Trascriverla è stata una faticaccia e non garantisco la precisione al 100%, ma chiedo venia.
Per i non parmigiani che passassero di qua e fossero curiosi, nei commenti tento una traduzione. Anche quella prendetela con beneficio d'inventario...
Buona lettura!

La mè méstra ‘d primma
(Renzo Pezzani, Bornisi)

- La siora Camilla? – La vcen’na la s’volta.
- Son mi. – Siora méstra, s’arcordla ‘d Pessani?
E am scord ch’j ò compì du mes fa quarant’ani,
perché la mè méstra l’è colla ‘d na volta

vestida ‘d coton bianc e nigh’r, al caplén
äd vlu con la piumma ch’a tremma, un pò pläda,
la facia csì smorta e scarabociäda
in simma a la fronta da tri rissolén.

Chi tri rissolén, tri caprissi ‘d cavì,
ch’i päron al compit de ses d’un ragass
copiè con l’inciost’r e la penna perrì;
al nastor äd seda ch’agh stricca al col pass;

il man sens’anei; la crozen’na d’argenta
ch’agh casca davanti p’r un fil äd coton,
l’ombrela p’r al sol fata su cme un baston…
La m’guärda e l’aspeta ch’agh torna in-t-la menta.

- Pessani? Mo sì ch’a m’arcord. Che sajetta,
che birba, e che cör! Una volta…
- la siora
Camilla la m’studia da dent’r e de ‘d fora,
la m’vedda putén ch’a portäva la bretta.

- T’arcordot? Na volta t’si gnu coi to amigh
in scöla, co’ un grill… mo in do l’ävet catè?
A s’eren in scöla e parev’n in-t-un prè.
T’arcordot, baloss? Ma v’ho miss in castigh.

Che omm te ‘t si fat!
– La m’ vrè fär una dmanda.
Sui labor pontù cmè s’la vriss därm un bäz,
se al Sgnör l’aviss fata na spana pu granda,
la gh’à na parola da dir, mo la täz.

- E mi ‘n son mäi städa na vecia ch’ brangogna -
Dardè l’vintai ‘d piss, cme von ch’ diz na bozia,
la ridda e la sconda na vampa ‘d vargogna.
- M’ha sempor piazù a zugär a la stria. -

Vestida cmè adessa a l’arcord la mè méstra
zugär coi putén, na puten’na ch’ se sconda,
ch’ la corra, ch’ la scapa, ch’ la ciama e risponda
cmè na rondanen’na cascäda in palestra.

- E pu che una mama, na ciossa coi spron,
tutt j ani coväva quaranta poien.
Sinquant’ani ‘d scola, domila putén.
Am capita ‘d spes d’inconträr’n un qualcdon. –


‘M l’arcord in-t-la classa, seduda là in simma
la catedra nigra scotäda da un fiör,
cantär l’alfabeto, la mè méstra ‘d primma.
Un coro e una vöza: dil pegri e ‘l pastör.

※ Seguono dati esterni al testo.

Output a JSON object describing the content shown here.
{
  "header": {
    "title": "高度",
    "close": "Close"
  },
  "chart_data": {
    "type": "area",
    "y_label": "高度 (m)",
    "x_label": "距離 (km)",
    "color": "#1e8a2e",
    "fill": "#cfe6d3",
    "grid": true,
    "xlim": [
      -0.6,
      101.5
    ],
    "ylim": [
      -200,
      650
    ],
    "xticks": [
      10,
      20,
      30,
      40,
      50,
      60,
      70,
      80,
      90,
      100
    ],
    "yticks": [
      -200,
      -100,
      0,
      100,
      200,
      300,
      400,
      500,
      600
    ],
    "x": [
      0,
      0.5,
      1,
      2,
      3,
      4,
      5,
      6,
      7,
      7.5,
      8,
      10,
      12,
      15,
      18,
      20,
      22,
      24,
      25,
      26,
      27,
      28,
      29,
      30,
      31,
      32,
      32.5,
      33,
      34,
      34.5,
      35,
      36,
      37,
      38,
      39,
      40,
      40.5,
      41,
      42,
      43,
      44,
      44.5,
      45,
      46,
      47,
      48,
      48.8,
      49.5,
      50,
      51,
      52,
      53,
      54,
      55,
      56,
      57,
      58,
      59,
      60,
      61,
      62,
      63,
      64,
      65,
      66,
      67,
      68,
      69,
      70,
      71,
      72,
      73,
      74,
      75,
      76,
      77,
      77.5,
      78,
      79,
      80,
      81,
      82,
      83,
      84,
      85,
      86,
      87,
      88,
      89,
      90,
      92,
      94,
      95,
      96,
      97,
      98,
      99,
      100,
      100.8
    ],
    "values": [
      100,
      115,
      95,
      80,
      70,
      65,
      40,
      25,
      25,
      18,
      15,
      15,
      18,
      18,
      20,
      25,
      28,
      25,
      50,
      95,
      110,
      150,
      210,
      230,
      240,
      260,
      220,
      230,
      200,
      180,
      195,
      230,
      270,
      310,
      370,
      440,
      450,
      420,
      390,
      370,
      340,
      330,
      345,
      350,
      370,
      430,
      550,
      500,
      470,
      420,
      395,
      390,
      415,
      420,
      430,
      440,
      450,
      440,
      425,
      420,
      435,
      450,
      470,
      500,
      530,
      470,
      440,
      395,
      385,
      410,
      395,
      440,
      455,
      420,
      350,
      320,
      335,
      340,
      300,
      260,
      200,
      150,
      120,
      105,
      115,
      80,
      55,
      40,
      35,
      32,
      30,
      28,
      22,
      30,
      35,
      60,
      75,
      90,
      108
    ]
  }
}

- Dill volti ch’a preg a vrè dir al rosäri,
e rugh dapartutt pär sercär la coron’na;
am sbali, mo ‘l Sgnor ch’al me senta al pardon’na,
a digh l’alfabeto dal me silabäri;

e ‘gh mett dent’r al cör e pregh anca pär ti. –

La siora Camilla la m’ guärda. Do pocci
äd lägormi, sotta a chi quator cavì,
agh föga chj ocett chi foräven cme il gocci.

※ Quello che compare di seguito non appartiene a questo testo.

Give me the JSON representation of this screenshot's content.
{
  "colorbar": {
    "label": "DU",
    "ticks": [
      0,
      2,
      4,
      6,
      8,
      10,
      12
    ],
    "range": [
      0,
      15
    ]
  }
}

- Ad colli i s’ n’è ‘ndè, a n’è mort con la guera!
e mi tutti i gioron j a vagh a catär
in fila cmé in scöla, quatè da la tera.
Impär una fola e ‘gh la vagh a contär…

Bisogna ch’a vaga a comprärem dal pan…
T’ho vist tant vlontera! Fatt veder pu ‘d spess. –

La siora Camilla la m’ slonga la man:
sinch did sens’anei ch’a sa ancora un po’ ‘d gess.

- Co’ fät! Mo sit mat? – Gh’ò bazè cla manen’na
ch’a tremma ‘d vargogna e la m’ völ scäper via.
- Che cör, che sajetta! – La pär na puten’na,
la siora Camilla, ch’ zugäva a la stria.